In the United States, some populations suffer from far greater disparities in health than others. Those disparities are caused not only by fundamental differences in health status across segments of the population, but also because of inequities in factors that impact health status, so-called determinants of health. Only part of an individual's health status depends on his or her behavior and choice; community-wide problems like poverty, unemployment, poor education, inadequate housing, poor public transportation, interpersonal violence, and decaying neighborhoods also contribute to health inequities, as well as the historic and ongoing interplay of structures, policies, and norms that shape lives. When these factors are not optimal in a community, it does not mean they are intractable: such inequities can be mitigated by social policies that can shape health in powerful ways. Communities in Action: Pathways to Health Equity seeks to delineate the causes of and the solutions to health inequities in the United States. This report focuses on what communities can do to promote health equity, what actions are needed by the many and varied stakeholders that are part of communities or support them, as well as the root causes and structural barriers that need to be overcome.


Trapped in the Middle?

Trapped in the Middle?
Author: José Antonio Alonso
Publisher: Oxford University Press
Total Pages: 320
Release: 2020-10-22
Genre: Business & Economics
ISBN: 0192594249

Download Trapped in the Middle?
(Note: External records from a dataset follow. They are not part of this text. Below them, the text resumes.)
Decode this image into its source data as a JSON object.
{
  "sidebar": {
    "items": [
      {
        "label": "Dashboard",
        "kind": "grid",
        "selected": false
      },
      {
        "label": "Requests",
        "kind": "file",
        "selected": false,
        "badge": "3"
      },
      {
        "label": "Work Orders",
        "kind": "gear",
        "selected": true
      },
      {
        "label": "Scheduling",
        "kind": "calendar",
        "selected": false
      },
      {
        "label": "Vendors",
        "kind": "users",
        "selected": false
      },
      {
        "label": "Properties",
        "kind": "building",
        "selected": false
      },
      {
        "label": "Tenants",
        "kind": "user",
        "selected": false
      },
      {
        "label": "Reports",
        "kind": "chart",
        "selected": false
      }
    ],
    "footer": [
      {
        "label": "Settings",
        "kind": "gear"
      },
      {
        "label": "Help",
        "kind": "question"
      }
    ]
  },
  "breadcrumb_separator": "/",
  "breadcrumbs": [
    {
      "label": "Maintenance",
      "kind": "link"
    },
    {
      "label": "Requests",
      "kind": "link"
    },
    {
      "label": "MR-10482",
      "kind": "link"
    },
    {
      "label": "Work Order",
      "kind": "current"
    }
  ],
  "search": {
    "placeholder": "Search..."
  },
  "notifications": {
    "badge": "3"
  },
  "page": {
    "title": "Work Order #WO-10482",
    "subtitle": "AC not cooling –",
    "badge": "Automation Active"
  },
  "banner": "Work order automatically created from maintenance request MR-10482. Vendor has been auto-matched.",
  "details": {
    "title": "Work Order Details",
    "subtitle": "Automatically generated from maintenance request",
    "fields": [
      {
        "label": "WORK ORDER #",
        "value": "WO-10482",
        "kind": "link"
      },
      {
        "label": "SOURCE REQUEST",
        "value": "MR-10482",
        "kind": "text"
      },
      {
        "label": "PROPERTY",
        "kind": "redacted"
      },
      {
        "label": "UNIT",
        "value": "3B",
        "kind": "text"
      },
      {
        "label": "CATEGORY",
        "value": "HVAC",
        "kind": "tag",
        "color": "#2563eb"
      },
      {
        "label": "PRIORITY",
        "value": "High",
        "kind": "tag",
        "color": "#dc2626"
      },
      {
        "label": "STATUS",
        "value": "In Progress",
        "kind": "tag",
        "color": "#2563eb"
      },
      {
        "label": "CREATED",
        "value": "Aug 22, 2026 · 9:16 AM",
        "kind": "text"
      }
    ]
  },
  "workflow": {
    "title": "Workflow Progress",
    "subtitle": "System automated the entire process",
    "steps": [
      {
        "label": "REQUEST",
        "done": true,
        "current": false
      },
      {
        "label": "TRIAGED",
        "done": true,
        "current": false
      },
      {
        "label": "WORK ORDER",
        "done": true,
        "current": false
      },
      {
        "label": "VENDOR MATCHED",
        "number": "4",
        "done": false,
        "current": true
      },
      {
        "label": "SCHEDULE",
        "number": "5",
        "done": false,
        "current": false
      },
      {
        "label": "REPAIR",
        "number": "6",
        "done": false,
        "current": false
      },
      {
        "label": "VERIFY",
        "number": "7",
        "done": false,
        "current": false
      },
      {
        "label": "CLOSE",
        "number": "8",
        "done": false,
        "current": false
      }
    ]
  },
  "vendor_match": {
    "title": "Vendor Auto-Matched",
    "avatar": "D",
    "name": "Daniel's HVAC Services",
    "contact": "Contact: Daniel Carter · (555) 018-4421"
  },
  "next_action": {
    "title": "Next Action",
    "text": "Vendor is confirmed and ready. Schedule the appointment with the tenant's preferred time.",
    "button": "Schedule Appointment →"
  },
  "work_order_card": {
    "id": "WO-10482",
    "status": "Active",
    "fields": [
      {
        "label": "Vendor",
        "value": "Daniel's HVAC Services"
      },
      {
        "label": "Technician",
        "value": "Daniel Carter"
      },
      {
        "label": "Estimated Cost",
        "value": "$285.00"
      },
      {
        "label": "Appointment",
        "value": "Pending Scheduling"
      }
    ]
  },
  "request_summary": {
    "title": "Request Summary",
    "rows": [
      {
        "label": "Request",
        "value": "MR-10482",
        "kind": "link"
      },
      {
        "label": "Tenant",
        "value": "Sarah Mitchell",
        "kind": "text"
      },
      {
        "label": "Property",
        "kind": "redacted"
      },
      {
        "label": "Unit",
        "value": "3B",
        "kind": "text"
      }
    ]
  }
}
Book in PDF, ePub and Kindle

There is growing evidence that overcoming the low-income threshold and reaching middle-income status is not sufficient for countries to converge toward high-income levels. Few middle-income countries have successfully completed that transit in recent decades, with the majority remaining in the middle-income group, and so facing what has come to be called "the middle-income trap". It is therefore essential to explore whether middle-income traps really exist and, if they do, how these pitfalls are manifested, what their causes are, what economic policy measures are required to escape from them, and what international cooperation can do to support this process. Trapped in the Middle? brings together diverse perspectives on these important questions, providing new evidence and analytical approaches to enrich the debate on the domestic and international challenges faced by a significant number of middle-income countries, in which over three-quarters of the global population live.